Sous la terrible dictature de Benito Mussolini, l’Italie va s’imposer à la fin des années 1930 comme une puissance majeure du football mondial. Retour sur ce succès !

C’est dans les ports que vont se disputer les premiers matchs de ballon rond en Italie. Grâce à la construction du canal de Suez en 1869. Cette route commerciale étant très importante pour les Anglais, inventeur du football moderne, notamment pour rallier les Indes qui vont exporter leur passe-temps favori.

Le premier championnat disputé en 1898, à Turin, sur un jour. Il met aux prises trois équipes de Turin plus le Genoa. Cette même année 1898, la fédération de football italienne est portée sur les fonds baptismaux. En 1909, elle devient Federazione Italiana Guioco del Calcio (FIGC).

Les deux vecteurs les plus importants de l’ère antérieure au fascisme, le socialisme et le catholicisme, ne s’intéresse au sport qu’après la grande guerre pour les premiers. Ils rejettent le sport réservé à une élite. Les catholiques quant à eux, dès le XIXème vont faire la promotion du sport. Et créer une organisation qui va se dissoudre à la fin des années 1920.

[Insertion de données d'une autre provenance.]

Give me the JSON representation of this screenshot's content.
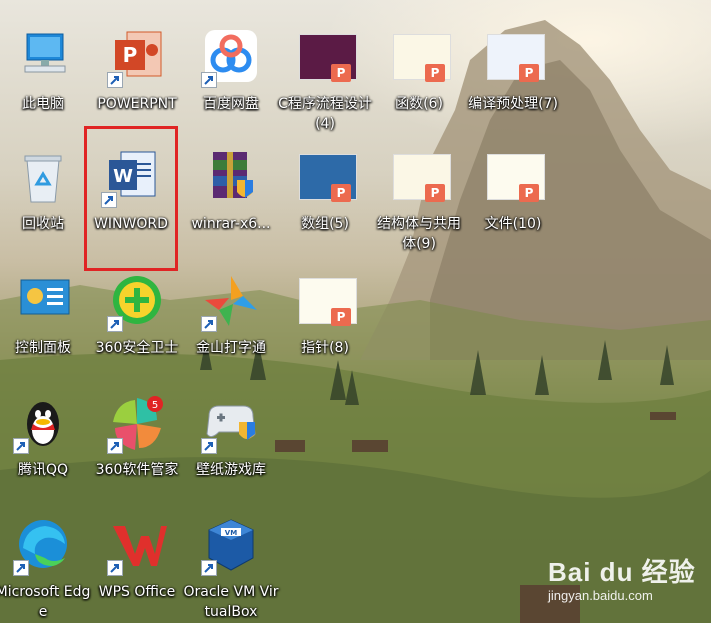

En 1919, 67 clubs disputent le titre. A l’instigation de Pozzo, qui dirigeait la sélection de la botte au Jeux Olympiques de Stockholm, en 1912, l’Italie crée deux divisions régionales de 24 clubs. Directement inspiré du modèle Anglais, les gagnants de chaque division jouent la finale.

Cependant un schisme se produit entre les petits clubs et les grands clubs en 1920. Les petits clubs créent la Confederazione Calcistica Italiana en juillet. Mais parviendront à un compromis pour réintégrer le giron de la FIGC.

L’année 1925 est une année noire pour le football italien. Exsangue financièrement, la fédération voit d’un bon œil que la finale du championnat Gênes-Bologne soit rejouée… cinq fois ! Ce qui permet de garantir des recettes aux guichets importantes. Le Football est aussi gangrené par la violence aussi bien au Nord qu’au Sud. Les joueurs et les arbitres sont souvent poursuivis par les supporters. Un incident en 1925, à la gare de Porta Nuova (gare de Turin) entre les tifosos de Bologne et de Genoa pousse les autorités italiennes à intervenir après des échanges de coup de feu.

Mussolini accède au pouvoir le 28 octobre 1922. Pour façonner « l’homme nouveau » et avoir à sa disposition de bon soldat, bien que les fascistes préfèrent les sports mécaniques voire le rugby, ils vont très vite comprendre comment tirer parti de la popularité du football.Rapidement le « duce » s’immisce dans la gestion des sports.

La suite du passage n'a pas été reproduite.